O SRPI possui uma vantagem em relação à central de compras consorciada, pois dispensa a instituição de qualquer entidade, ou seja, não há a necessidade de criação de uma associação pública que integrará a Administração Pública indireta dos Entes consorciados.

No que tange ao SRP, entendo que o legislador geral poderia ter sido mais "generoso" com os municípios, permitindo a utilização da "carona" entre eles, mas vedou expressamente a "carona horizontal" no art. 86, § 3º, da NLLC, ao prever que, caso não participem da licitação desde o início, poderão aderir, como "não participantes", à ata de registro de preços de órgão ou entidade gerenciadora federal, estadual ou distrital.

O legislador preservou o princípio da verticalidade, possibilitando a "carona municipal" em ata de registro de preços (ARP) estadual, distrital ou federal, bem como a "carona estadual ou distrital" em ARP federal, vedando, todavia, no art. 86, § 8º, a "carona federal" em ARP estadual, distrital ou municipal.

Por conseguinte, destaco dois pontos importantes: primeiro, que o sistema de registro de preços interfederativo não fica adstrito aos municípios, havendo a possibilidade, por exemplo, de um SRPI gerenciado pelo Estado, tendo como participantes inúmeros de seus municípios; segundo, que, embora haja a vedação de um município aderir à ata de outro (carona horizontal), há a possibilidade de aderir à ata gerenciada por órgão ou entidade federal, distrital ou estadual (carona vertical), o que, indubitavelmente, auxiliará na racionalização procedimental.

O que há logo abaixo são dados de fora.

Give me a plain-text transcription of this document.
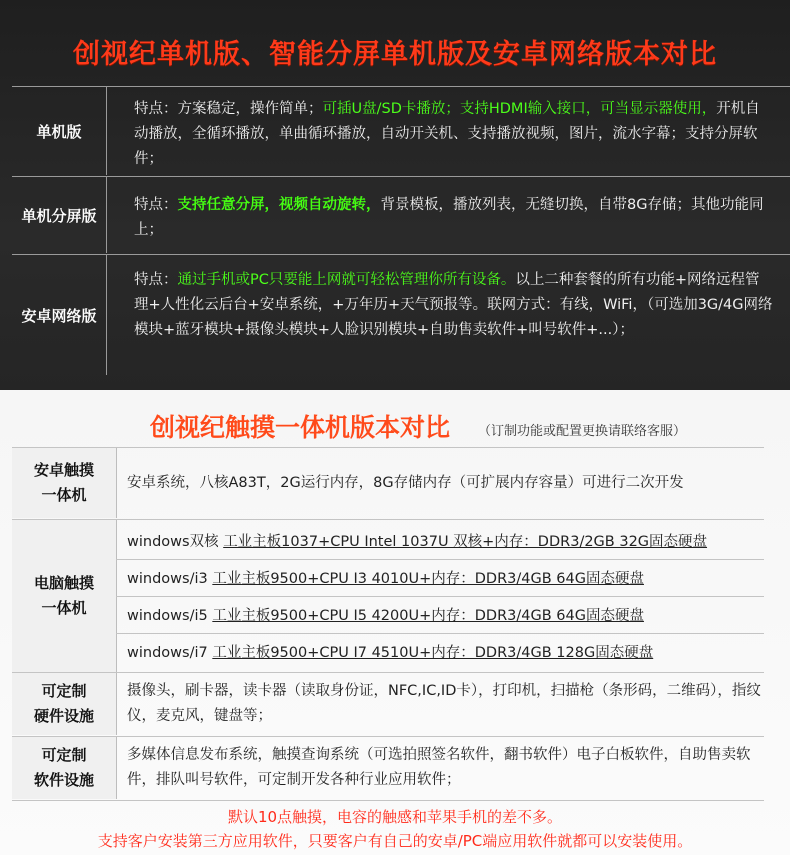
创视纪单机版、智能分屏单机版及安卓网络版本对比
单机版
特点：方案稳定，操作简单；可插U盘/SD卡播放；支持HDMI输入接口，可当显示器使用，开机自动播放，全循环播放，单曲循环播放，自动开关机、支持播放视频，图片，流水字幕；支持分屏软件；
单机分屏版
特点：支持任意分屏，视频自动旋转，背景模板，播放列表，无缝切换，自带8G存储；其他功能同上；
安卓网络版
特点：通过手机或PC只要能上网就可轻松管理你所有设备。以上二种套餐的所有功能+网络远程管理+人性化云后台+安卓系统，+万年历+天气预报等。联网方式：有线，WiFi，（可选加3G/4G网络模块+蓝牙模块+摄像头模块+人脸识别模块+自助售卖软件+叫号软件+...）；
创视纪触摸一体机版本对比 （订制功能或配置更换请联络客服）
安卓触摸
一体机
安卓系统，八核A83T，2G运行内存，8G存储内存（可扩展内存容量）可进行二次开发
电脑触摸
一体机
windows双核 工业主板1037+CPU Intel 1037U 双核+内存：DDR3/2GB 32G固态硬盘
windows/i3 工业主板9500+CPU I3 4010U+内存：DDR3/4GB 64G固态硬盘
windows/i5 工业主板9500+CPU I5 4200U+内存：DDR3/4GB 64G固态硬盘
windows/i7 工业主板9500+CPU I7 4510U+内存：DDR3/4GB 128G固态硬盘
可定制
硬件设施
摄像头，刷卡器，读卡器（读取身份证，NFC,IC,ID卡），打印机，扫描枪（条形码，二维码），指纹仪，麦克风，键盘等；
可定制
软件设施
多媒体信息发布系统，触摸查询系统（可选拍照签名软件，翻书软件）电子白板软件，自助售卖软件，排队叫号软件，可定制开发各种行业应用软件；
默认10点触摸，电容的触感和苹果手机的差不多。
支持客户安装第三方应用软件，只要客户有自己的安卓/PC端应用软件就都可以安装使用。
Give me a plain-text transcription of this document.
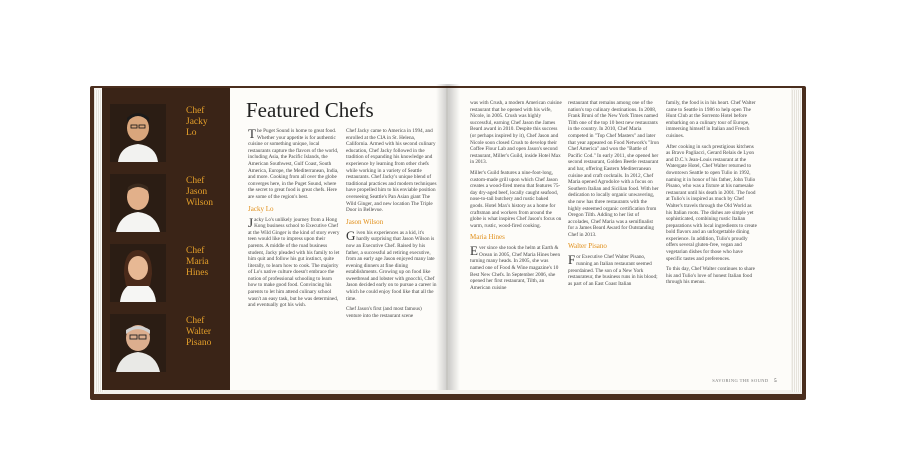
Chef
Jacky
Lo
Chef
Jason
Wilson
Chef
Maria
Hines
Chef
Walter
Pisano
Featured Chefs

The Puget Sound is home to great food. Whether your appetite is for authentic cuisine or something unique, local restaurants capture the flavors of the world, including Asia, the Pacific Islands, the American Southwest, Gulf Coast, South America, Europe, the Mediterranean, India, and more. Cooking from all over the globe converges here, in the Puget Sound, where the secret to great food is great chefs. Here are some of the region's best.

Jacky Lo

Jacky Lo's unlikely journey from a Hong Kong business school to Executive Chef at the Wild Ginger is the kind of story every teen would like to impress upon their parents. A middle of the road business student, Jacky pleaded with his family to let him quit and follow his gut instinct, quite literally, to learn how to cook. The majority of Lo's native culture doesn't embrace the notion of professional schooling to learn how to make good food. Convincing his parents to let him attend culinary school wasn't an easy task, but he was determined, and eventually got his wish.

Chef Jacky came to America in 1994, and enrolled at the CIA in St. Helena, California. Armed with his second culinary education, Chef Jacky followed in the tradition of expanding his knowledge and experience by learning from other chefs while working in a variety of Seattle restaurants. Chef Jacky's unique blend of traditional practices and modern techniques have propelled him to his enviable position overseeing Seattle's Pan Asian giant The Wild Ginger, and new location The Triple Door in Bellevue.

Jason Wilson

Given his experiences as a kid, it's hardly surprising that Jason Wilson is now an Executive Chef. Raised by his father, a successful ad retiring executive, from an early age Jason enjoyed many late evening dinners at fine dining establishments. Growing up on food like sweetbread and lobster with gnocchi, Chef Jason decided early on to pursue a career in which he could enjoy food like that all the time.

Chef Jason's first (and most famous) venture into the restaurant scene

was with Crush, a modern American cuisine restaurant that he opened with his wife, Nicole, in 2005. Crush was highly successful, earning Chef Jason the James Beard award in 2010. Despite this success (or perhaps inspired by it), Chef Jason and Nicole soon closed Crush to develop their Coffee Flour Lab and open Jason's second restaurant, Miller's Guild, inside Hotel Max in 2013.

Miller's Guild features a nine-foot-long, custom-made grill upon which Chef Jason creates a wood-fired menu that features 75-day dry-aged beef, locally caught seafood, nose-to-tail butchery and rustic baked goods. Hotel Max's history as a home for craftsman and workers from around the globe is what inspires Chef Jason's focus on warm, rustic, wood-fired cooking.

Maria Hines

Ever since she took the helm at Earth & Ocean in 2005, Chef Maria Hines been turning many heads. In 2005, she was named one of Food & Wine magazine's 10 Best New Chefs. In September 2006, she opened her first restaurant, Tilth, an American cuisine

restaurant that remains among one of the nation's top culinary destinations. In 2008, Frank Bruni of the New York Times named Tilth one of the top 10 best new restaurants in the country. In 2010, Chef Maria competed in "Top Chef Masters" and later that year appeared on Food Network's "Iron Chef America" and won the "Battle of Pacific Cod." In early 2011, she opened her second restaurant, Golden Beetle restaurant and bar, offering Eastern Mediterranean cuisine and craft cocktails. In 2012, Chef Maria opened Agrodolce with a focus on Southern Italian and Sicilian food. With her dedication to locally organic unwavering, she now has three restaurants with the highly esteemed organic certification from Oregon Tilth. Adding to her list of accolades, Chef Maria was a semifinalist for a James Beard Award for Outstanding Chef in 2013.

Walter Pisano

For Executive Chef Walter Pisano, running an Italian restaurant seemed preordained. The son of a New York restaurateur, the business runs in his blood; as part of an East Coast Italian

family, the food is in his heart. Chef Walter came to Seattle in 1986 to help open The Hunt Club at the Sorrento Hotel before embarking on a culinary tour of Europe, immersing himself in Italian and French cuisines.

After cooking in such prestigious kitchens as Bravo Pagliacci, Gerard Relais de Lyon and D.C.'s Jean-Louis restaurant at the Watergate Hotel, Chef Walter returned to downtown Seattle to open Tulio in 1992, naming it in honor of his father, John Tulio Pisano, who was a fixture at his namesake restaurant until his death in 2001. The food at Tulio's is inspired as much by Chef Walter's travels through the Old World as his Italian roots. The dishes are simple yet sophisticated, combining rustic Italian preparations with local ingredients to create bold flavors and an unforgettable dining experience. In addition, Tulio's proudly offers several gluten-free, vegan and vegetarian dishes for those who have specific tastes and preferences.

To this day, Chef Walter continues to share his and Tulio's love of honest Italian food through his menus.

SAVORING THE SOUND 5
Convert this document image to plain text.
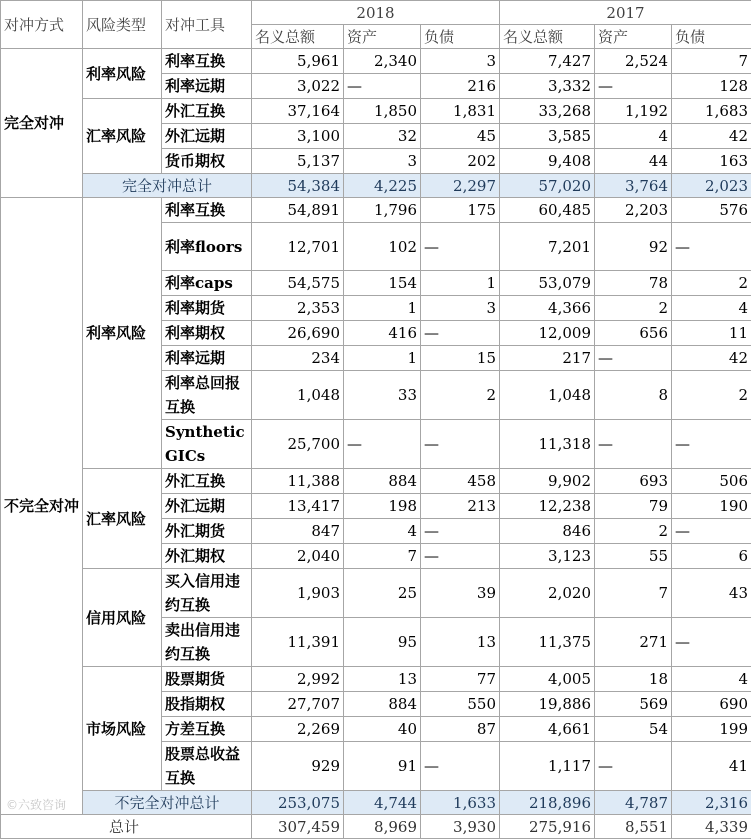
对冲方式	风险类型	对冲工具	2018			2017		
			名义总额	资产	负债	名义总额	资产	负债
完全对冲	利率风险	利率互换	5,961	2,340	3	7,427	2,524	7
		利率远期	3,022	—	216	3,332	—	128
	汇率风险	外汇互换	37,164	1,850	1,831	33,268	1,192	1,683
		外汇远期	3,100	32	45	3,585	4	42
		货币期权	5,137	3	202	9,408	44	163
	完全对冲总计		54,384	4,225	2,297	57,020	3,764	2,023
不完全对冲	利率风险	利率互换	54,891	1,796	175	60,485	2,203	576
		利率floors	12,701	102	—	7,201	92	—
		利率caps	54,575	154	1	53,079	78	2
		利率期货	2,353	1	3	4,366	2	4
		利率期权	26,690	416	—	12,009	656	11
		利率远期	234	1	15	217	—	42
		利率总回报互换	1,048	33	2	1,048	8	2
		Synthetic GICs	25,700	—	—	11,318	—	—
	汇率风险	外汇互换	11,388	884	458	9,902	693	506
		外汇远期	13,417	198	213	12,238	79	190
		外汇期货	847	4	—	846	2	—
		外汇期权	2,040	7	—	3,123	55	6
	信用风险	买入信用违约互换	1,903	25	39	2,020	7	43
		卖出信用违约互换	11,391	95	13	11,375	271	—
	市场风险	股票期货	2,992	13	77	4,005	18	4
		股指期权	27,707	884	550	19,886	569	690
		方差互换	2,269	40	87	4,661	54	199
		股票总收益互换	929	91	—	1,117	—	41
	不完全对冲总计		253,075	4,744	1,633	218,896	4,787	2,316
总计			307,459	8,969	3,930	275,916	8,551	4,339
©六致咨询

Em sede conclusiva, há de se dizer que a lei 14.133/21 coloca um desafio aos municípios brasileiros no que tange a sua execução, o qual não será cumprido sem a atuação planejada e cooperativa, para a qual a utilização dos instrumentos acima (instituição de centrais de compras unificadas, implementação de consórcios públicos licitatórios e a utilização do sistema de registro de preços interfederativo) se demonstra indispensável.

Para tanto, há, de imediato, a necessidade da instituição de grupos de trabalho entre esses Entes federativos que, com uma atuação político-administrativa de cooperação, já deverão iniciar os trabalhos de levantamento de suas dificuldades, análise das necessidades para a estruturação necessária e regulamentação da NLLC.